This is a collaborative post.
Hormones play a very important role in the functioning of the body. They are the messengers that control the physical and chemical functioning of the body’s systems. For instance, in the reproductive system, the ovaries produce oestrogen and progesterone which control the reproductive process of a woman such as the fertility and the menstrual cycle.
They also control hunger, energy, sleep, brain function, weight, metabolism, moods, emotions, and more. Considering how important they are, here are 5 things you should know about them.
Secretion of hormones
Most hormones are secreted by endocrine glands. These glands include hypothalamus, pituitary, ovaries, testes, adrenal, pineal and thyroid. The pituitary gland is the controller of other glands. It also produces the growth triggering hormone.
The Hypothalamus triggers other glands to release hormones. Also, it controls sleep, thirst, hunger, body temperature, sex drive, and moods. The testes produce testosterone while the ovaries produce progesterone, testosterone, and oestrogen. The thyroid produces thyroxine that affect calorie burning and heart rate.
Other than glands, hormones are also produced by specialized cells that are located in particular organs after receiving signals from the regulatory systems in the body. For instance, the pancreas produces insulin to respond to blood sugar, the intestines secrete hormones to regulate the activity of the pancreas and the stomach based on the fullness.
Types of hormones
There are various types of hormones that control the functioning of the body. These include norepinephrine or noradrenaline hormone that controls blood pressure, the heart, emotions, arousal, and sleep. Too much of the hormone can cause you to feel anxious while too little can make you feel sedated or depressed.

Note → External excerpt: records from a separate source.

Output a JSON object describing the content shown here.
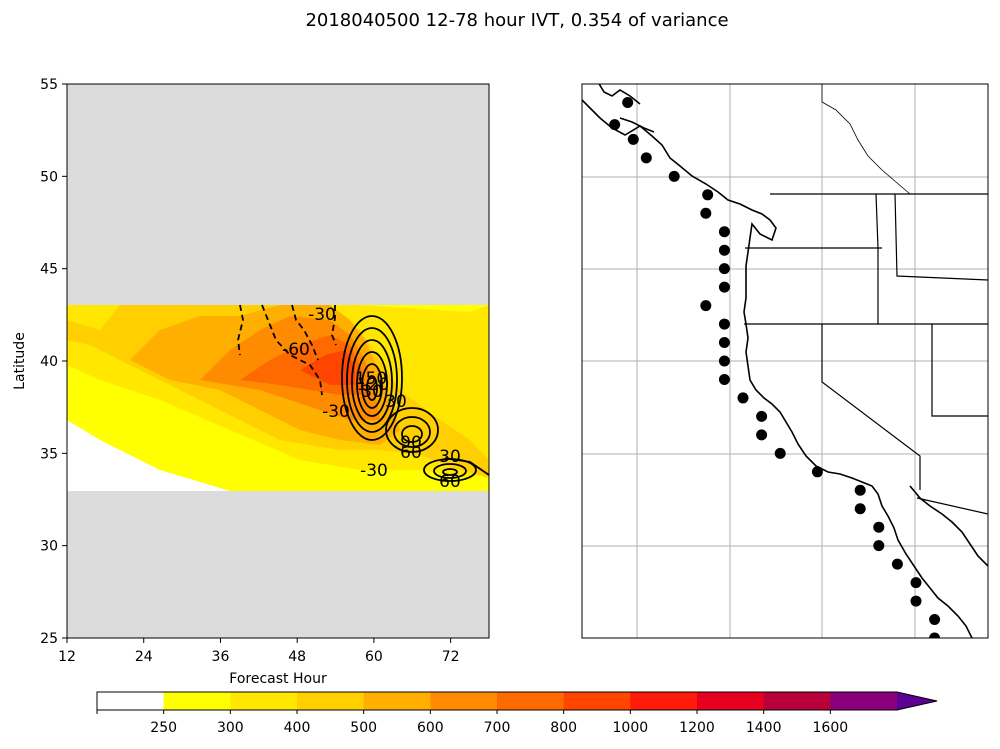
{
  "figure": {
    "title": "2018040500 12-78 hour IVT, 0.354 of variance"
  },
  "chart_data": [
    {
      "type": "heatmap",
      "panel": "left",
      "title": "",
      "xlabel": "Forecast Hour",
      "ylabel": "Latitude",
      "xlim": [
        12,
        78
      ],
      "ylim": [
        25,
        55
      ],
      "xticks": [
        12,
        24,
        36,
        48,
        60,
        72
      ],
      "yticks": [
        25,
        30,
        35,
        40,
        45,
        50,
        55
      ],
      "data_lat_range": [
        33,
        43
      ],
      "no_data_color": "#dcdcdc",
      "fill_levels": [
        {
          "x": [
            12,
            14,
            17,
            20,
            24,
            28,
            33,
            38,
            42,
            46,
            50,
            55,
            58,
            61,
            64,
            67,
            70,
            74,
            78
          ],
          "level": "250-300"
        },
        {
          "x": [
            12,
            16,
            20,
            25,
            30,
            35,
            40,
            44,
            48,
            52,
            56,
            60,
            64,
            68,
            72,
            75
          ],
          "level": "300-400"
        },
        {
          "x": [
            14,
            20,
            26,
            32,
            38,
            44,
            50,
            56,
            60,
            64,
            68,
            72
          ],
          "level": "400-500"
        },
        {
          "x": [
            28,
            34,
            40,
            46,
            52,
            58,
            62,
            66
          ],
          "level": "500-600"
        },
        {
          "x": [
            40,
            46,
            52,
            56,
            60
          ],
          "level": "600-700"
        },
        {
          "x": [
            46,
            52,
            56
          ],
          "level": "700-800"
        }
      ],
      "contour_labels": [
        "-30",
        "-60",
        "-30",
        "-30",
        "30",
        "30",
        "30",
        "60",
        "60",
        "90",
        "120",
        "150"
      ]
    },
    {
      "type": "map",
      "panel": "right",
      "title": "",
      "region": "US West Coast",
      "points": [
        {
          "lat": 54.0,
          "lon": -130.5
        },
        {
          "lat": 52.8,
          "lon": -131.2
        },
        {
          "lat": 52.0,
          "lon": -130.2
        },
        {
          "lat": 51.0,
          "lon": -129.5
        },
        {
          "lat": 50.0,
          "lon": -128.0
        },
        {
          "lat": 49.0,
          "lon": -126.2
        },
        {
          "lat": 48.0,
          "lon": -126.3
        },
        {
          "lat": 47.0,
          "lon": -125.3
        },
        {
          "lat": 46.0,
          "lon": -125.3
        },
        {
          "lat": 45.0,
          "lon": -125.3
        },
        {
          "lat": 44.0,
          "lon": -125.3
        },
        {
          "lat": 43.0,
          "lon": -126.3
        },
        {
          "lat": 42.0,
          "lon": -125.3
        },
        {
          "lat": 41.0,
          "lon": -125.3
        },
        {
          "lat": 40.0,
          "lon": -125.3
        },
        {
          "lat": 39.0,
          "lon": -125.3
        },
        {
          "lat": 38.0,
          "lon": -124.3
        },
        {
          "lat": 37.0,
          "lon": -123.3
        },
        {
          "lat": 36.0,
          "lon": -123.3
        },
        {
          "lat": 35.0,
          "lon": -122.3
        },
        {
          "lat": 34.0,
          "lon": -120.3
        },
        {
          "lat": 33.0,
          "lon": -118.0
        },
        {
          "lat": 32.0,
          "lon": -118.0
        },
        {
          "lat": 31.0,
          "lon": -117.0
        },
        {
          "lat": 30.0,
          "lon": -117.0
        },
        {
          "lat": 29.0,
          "lon": -116.0
        },
        {
          "lat": 28.0,
          "lon": -115.0
        },
        {
          "lat": 27.0,
          "lon": -115.0
        },
        {
          "lat": 26.0,
          "lon": -114.0
        },
        {
          "lat": 25.0,
          "lon": -114.0
        }
      ]
    }
  ],
  "colorbar": {
    "tick_labels": [
      "250",
      "300",
      "400",
      "500",
      "600",
      "700",
      "800",
      "1000",
      "1200",
      "1400",
      "1600"
    ],
    "colors": [
      "#ffffff",
      "#ffff00",
      "#ffe700",
      "#ffcf00",
      "#ffaf00",
      "#ff8c00",
      "#ff6a00",
      "#ff4500",
      "#ff1a0a",
      "#e60020",
      "#b8003a",
      "#8a007a",
      "#5b0092"
    ]
  }
}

Melatonin makes you feel sleepy at night and affects your energy levels during the day. Adrenaline is the flight hormone that helps to respond to stressful situations.

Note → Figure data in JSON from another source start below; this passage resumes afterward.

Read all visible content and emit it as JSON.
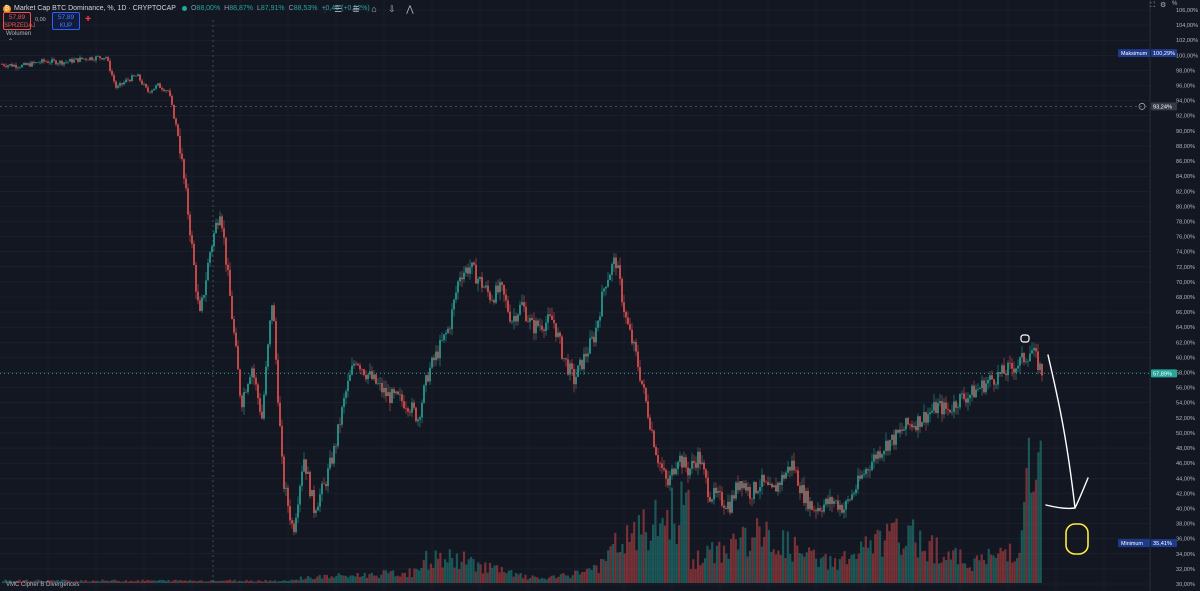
{
  "legend": {
    "title": "Market Cap BTC Dominance, %, 1D · CRYPTOCAP",
    "ohlc": [
      {
        "key": "O",
        "value": "88,00%"
      },
      {
        "key": "H",
        "value": "88,87%"
      },
      {
        "key": "L",
        "value": "87,91%"
      },
      {
        "key": "C",
        "value": "88,53%"
      }
    ],
    "change": "+0,46 (+0,52%)",
    "symbol_icon": "bitcoin-icon",
    "market_status_color": "#26a69a"
  },
  "trade": {
    "sell_price": "57,89",
    "sell_label": "SPRZEDAJ",
    "spread": "0,00",
    "buy_price": "57,89",
    "buy_label": "KUP"
  },
  "indicators": {
    "volume": "Wolumen",
    "vmc": "VMC Cipher B Divergences"
  },
  "toolbar_icons": [
    "grip-icon",
    "bars-list-icon",
    "text-note-icon",
    "tag-icon",
    "arrow-down-icon",
    "zigzag-icon"
  ],
  "window_icons": [
    "fullscreen-icon",
    "gear-icon"
  ],
  "axis": {
    "unit": "%",
    "ticks": [
      "106,00%",
      "104,00%",
      "102,00%",
      "100,00%",
      "98,00%",
      "96,00%",
      "94,00%",
      "92,00%",
      "90,00%",
      "88,00%",
      "86,00%",
      "84,00%",
      "82,00%",
      "80,00%",
      "78,00%",
      "76,00%",
      "74,00%",
      "72,00%",
      "70,00%",
      "68,00%",
      "66,00%",
      "64,00%",
      "62,00%",
      "60,00%",
      "58,00%",
      "56,00%",
      "54,00%",
      "52,00%",
      "50,00%",
      "48,00%",
      "46,00%",
      "44,00%",
      "42,00%",
      "40,00%",
      "38,00%",
      "36,00%",
      "34,00%",
      "32,00%",
      "30,00%"
    ],
    "max_label": "Maksimum",
    "max_value": "100,29%",
    "min_label": "Minimum",
    "min_value": "35,41%",
    "crosshair_value": "93,24%",
    "last_value": "57,89%"
  },
  "colors": {
    "background": "#131722",
    "up": "#26a69a",
    "down": "#ef5350",
    "grid": "#1f2433",
    "annotation_white": "#ffffff",
    "annotation_yellow": "#ffeb3b"
  },
  "chart_data": {
    "type": "line",
    "ylim": [
      30,
      106
    ],
    "x": [
      0,
      2,
      4,
      6,
      8,
      10,
      11,
      12,
      13,
      14,
      15,
      16,
      17,
      18,
      19,
      20,
      21,
      23,
      24,
      25,
      26,
      27,
      28,
      29,
      30,
      31,
      32,
      33,
      34,
      35,
      37,
      39,
      40,
      41,
      43,
      44,
      45,
      47,
      48,
      49,
      50,
      51,
      53,
      54,
      55,
      56,
      57,
      58,
      59,
      60,
      61,
      63,
      64,
      65,
      66,
      67,
      68,
      70,
      71,
      72,
      73,
      74,
      76,
      77,
      78,
      79,
      80,
      81,
      82,
      83,
      84,
      85,
      86,
      87,
      88,
      89,
      90,
      91,
      92,
      93,
      95,
      97,
      98,
      99,
      100
    ],
    "series": [
      {
        "values": [
          98.8,
          98.6,
          99.2,
          99.1,
          99.6,
          99.8,
          95.6,
          96.7,
          97.3,
          95.2,
          96.0,
          95.3,
          89.0,
          78.0,
          65.0,
          74.0,
          80.0,
          54.0,
          59.0,
          52.0,
          68.0,
          44.0,
          37.0,
          47.0,
          40.0,
          43.0,
          48.0,
          55.0,
          60.0,
          58.0,
          55.0,
          54.0,
          52.0,
          58.0,
          64.0,
          71.0,
          72.0,
          68.0,
          69.0,
          65.0,
          67.0,
          64.0,
          65.0,
          60.0,
          57.0,
          60.0,
          63.0,
          70.0,
          73.0,
          65.0,
          60.0,
          47.0,
          43.0,
          47.0,
          45.0,
          47.0,
          42.0,
          40.5,
          44.0,
          42.0,
          43.5,
          42.0,
          46.0,
          42.0,
          40.0,
          40.5,
          41.0,
          40.0,
          42.5,
          45.0,
          47.0,
          48.5,
          49.5,
          51.0,
          51.5,
          52.5,
          53.5,
          53.0,
          54.5,
          55.0,
          57.0,
          58.5,
          59.5,
          61.0,
          58.0
        ]
      }
    ],
    "annotations": [
      "circle-marker-at-peak",
      "hand-drawn-down-arrow",
      "yellow-circle-target"
    ]
  }
}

Oestrogen and progesterone are the two hormones that control the functions of a woman’s reproductive system.
Hormones need to be balanced
For the body to function properly, the hormones need to be in balance. All the hormones can be affected if one is out of balance or deficient. A hormonal imbalance affects several body systems or organs at once. For instance, a deficiency of androgen causes reduced muscle and bone mass, reduced sexual desire, breast growth, loss of body hair and depression. Polycystic Ovary Syndrome causes missing or irregular periods, weight gain, difficulty in getting pregnant, male-like hair growth and acne.
Deficiency of oestrogen can wreak havoc on a woman’s body. One can get hot flashes, mood swings, anxiety, depression and low self-esteem and is explained in Verisana’s post.
Oestrogen levels decrease as a woman becomes menopausal
Oestrogen is secreted by ovaries. As a woman heads to her 40s, the levels of oestrogen decrease as ovaries become less active as they age and produce fewer hormones. This causes a myriad of issues such as hot flashes, mood swings, and vaginal dryness, loss of libido, anxiety, painful sex and wrinkles among others.
Vitamin D is a hormone
Vitamin D is commonly classified as a vitamin, but it is also a hormone. It supports other hormones as well as the immune system. Deficiency can result in mental illnesses such as schizophrenia and depression.
If you live in the North hemisphere, you are likely to suffer from deficiency since there is not enough sunshine all-round the year. You may, therefore, need to take vitamin D supplements.